Site Management and Maintenance
Managing a Drupal Gardens site is much like managing any Drupal site, and it will be a familiar experience to anyone who has used WordPress, Joomla and other CMS. Adding a new page is as simple as pressing the ‘add content’ button, giving it a name and URL then creating the content. If you pay for a Professional subscription or above, you also get access to SEO tools such as Open Graph, keywords (which are mostly pointless these days) and Google crawler settings, all of which can be edited on a per-page basis. Compared to self-hosted Drupal, there’s a lot less maintenance – small upgrades to security and functionality and the latest stable Drupal release are done automatically. Notice is given before each upgrade, and any downtime is either minimal (2 or 3 minutes) or non-existent. As a marketing professional, the handling of all the backend stuff is money well spent, allowing me to focus on improving the site and its content.

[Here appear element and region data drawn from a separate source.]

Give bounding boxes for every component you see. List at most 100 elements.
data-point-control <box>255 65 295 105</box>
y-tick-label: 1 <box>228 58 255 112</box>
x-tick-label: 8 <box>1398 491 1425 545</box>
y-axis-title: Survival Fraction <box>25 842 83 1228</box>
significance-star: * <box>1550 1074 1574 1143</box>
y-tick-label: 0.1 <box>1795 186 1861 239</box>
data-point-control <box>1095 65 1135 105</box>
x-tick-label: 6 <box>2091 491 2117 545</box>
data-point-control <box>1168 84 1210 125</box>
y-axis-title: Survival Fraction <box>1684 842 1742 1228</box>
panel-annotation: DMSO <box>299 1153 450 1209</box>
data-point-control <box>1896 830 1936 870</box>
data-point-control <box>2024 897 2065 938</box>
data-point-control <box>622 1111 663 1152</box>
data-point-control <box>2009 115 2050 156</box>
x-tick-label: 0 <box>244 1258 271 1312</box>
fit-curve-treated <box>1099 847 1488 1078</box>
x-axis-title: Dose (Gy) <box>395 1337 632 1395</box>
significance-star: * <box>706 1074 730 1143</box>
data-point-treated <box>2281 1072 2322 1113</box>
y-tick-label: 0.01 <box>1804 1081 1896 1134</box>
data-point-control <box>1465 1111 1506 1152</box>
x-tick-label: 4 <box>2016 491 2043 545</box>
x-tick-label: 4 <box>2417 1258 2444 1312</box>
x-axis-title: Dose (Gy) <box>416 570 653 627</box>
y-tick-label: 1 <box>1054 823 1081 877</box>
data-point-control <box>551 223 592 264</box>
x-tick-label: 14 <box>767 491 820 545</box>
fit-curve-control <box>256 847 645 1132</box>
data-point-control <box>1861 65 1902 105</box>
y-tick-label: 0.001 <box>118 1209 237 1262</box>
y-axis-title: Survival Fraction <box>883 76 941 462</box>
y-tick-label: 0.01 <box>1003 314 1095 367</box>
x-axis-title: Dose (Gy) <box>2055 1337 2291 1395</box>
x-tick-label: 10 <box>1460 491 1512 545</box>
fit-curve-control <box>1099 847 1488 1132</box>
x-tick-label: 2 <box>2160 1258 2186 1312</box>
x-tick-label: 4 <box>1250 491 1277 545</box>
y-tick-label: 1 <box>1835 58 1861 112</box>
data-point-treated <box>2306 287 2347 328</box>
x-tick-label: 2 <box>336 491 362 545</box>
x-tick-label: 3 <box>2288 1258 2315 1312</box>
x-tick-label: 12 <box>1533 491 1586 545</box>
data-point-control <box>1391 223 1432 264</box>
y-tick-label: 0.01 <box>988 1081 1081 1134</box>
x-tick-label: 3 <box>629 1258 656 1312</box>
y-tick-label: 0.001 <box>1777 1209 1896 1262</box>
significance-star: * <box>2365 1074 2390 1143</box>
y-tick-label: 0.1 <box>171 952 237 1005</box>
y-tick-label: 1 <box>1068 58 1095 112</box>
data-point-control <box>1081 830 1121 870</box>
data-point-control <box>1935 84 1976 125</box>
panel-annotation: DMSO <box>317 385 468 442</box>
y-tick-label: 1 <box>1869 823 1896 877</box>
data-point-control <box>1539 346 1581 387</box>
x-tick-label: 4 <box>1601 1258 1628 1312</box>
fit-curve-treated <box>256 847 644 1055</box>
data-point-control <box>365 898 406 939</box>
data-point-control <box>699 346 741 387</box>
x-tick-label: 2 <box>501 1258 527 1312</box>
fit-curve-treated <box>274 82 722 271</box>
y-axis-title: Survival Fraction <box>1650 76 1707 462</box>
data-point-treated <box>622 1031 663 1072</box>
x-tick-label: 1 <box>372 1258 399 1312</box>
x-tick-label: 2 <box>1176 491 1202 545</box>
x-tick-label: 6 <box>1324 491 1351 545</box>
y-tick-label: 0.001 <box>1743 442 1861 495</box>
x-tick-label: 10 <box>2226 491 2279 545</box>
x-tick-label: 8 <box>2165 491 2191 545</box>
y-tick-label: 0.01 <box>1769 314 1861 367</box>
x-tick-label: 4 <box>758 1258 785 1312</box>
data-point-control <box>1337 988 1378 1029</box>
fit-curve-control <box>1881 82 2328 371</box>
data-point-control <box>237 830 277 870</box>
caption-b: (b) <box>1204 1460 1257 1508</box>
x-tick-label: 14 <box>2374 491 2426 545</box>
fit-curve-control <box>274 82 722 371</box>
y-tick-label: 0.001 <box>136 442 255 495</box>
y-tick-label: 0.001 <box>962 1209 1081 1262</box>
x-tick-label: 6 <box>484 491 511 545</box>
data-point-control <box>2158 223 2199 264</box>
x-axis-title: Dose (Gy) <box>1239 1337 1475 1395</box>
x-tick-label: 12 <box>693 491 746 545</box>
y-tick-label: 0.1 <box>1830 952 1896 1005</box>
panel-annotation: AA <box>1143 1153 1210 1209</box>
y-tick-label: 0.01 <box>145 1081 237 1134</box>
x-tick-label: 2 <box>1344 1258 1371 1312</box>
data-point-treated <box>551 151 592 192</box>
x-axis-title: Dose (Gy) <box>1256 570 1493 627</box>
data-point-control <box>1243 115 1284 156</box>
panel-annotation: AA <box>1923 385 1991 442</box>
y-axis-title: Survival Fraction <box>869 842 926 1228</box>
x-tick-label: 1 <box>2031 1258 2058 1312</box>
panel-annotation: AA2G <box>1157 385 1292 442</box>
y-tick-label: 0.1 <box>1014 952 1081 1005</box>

For LexAble, Drupal Gardens is ideal. It takes away 90% of the hassle involved in managing a Drupal site, but there is great potential for customisation and extending functionality. For someone like me, who has excellent HTML/CSS skills but struggles with MySQL databases and server configuration, it’s ideal. At every stage of the process I felt able to do things my own way, and I was constantly surprised by all the extra touches that the Drupal Gardens team had added in. Another great benefit is that it’s always being improved – for instance they’ve recently added the ability to make your site’s design responsive, which is a must for every website these days.
There are a few drawbacks and quirks to Drupal Gardens, but none that can’t be overcome or worked around. And when I did get stuck, the Drupal Gardens team were only too happy to help!
All in all, I would highly recommend Drupal Gardens to individuals or small businesses who want a professional, modern website but don’t have the time, resources or ability to manage the backend stuff. Their prices are probably a little higher than your current web host, but the customer service and behind the scenes stuff is worth paying for.
Have you used Drupal Gardens, or a similar solution? What are the positives and negatives of this approach? Let me know in the comments.
Disclaimer: I have not received any tangible reward, financial or otherwise, from Drupal Gardens, Acqiua or anyone else for writing this post. Although if they’re reading this, I do quite like chocolate!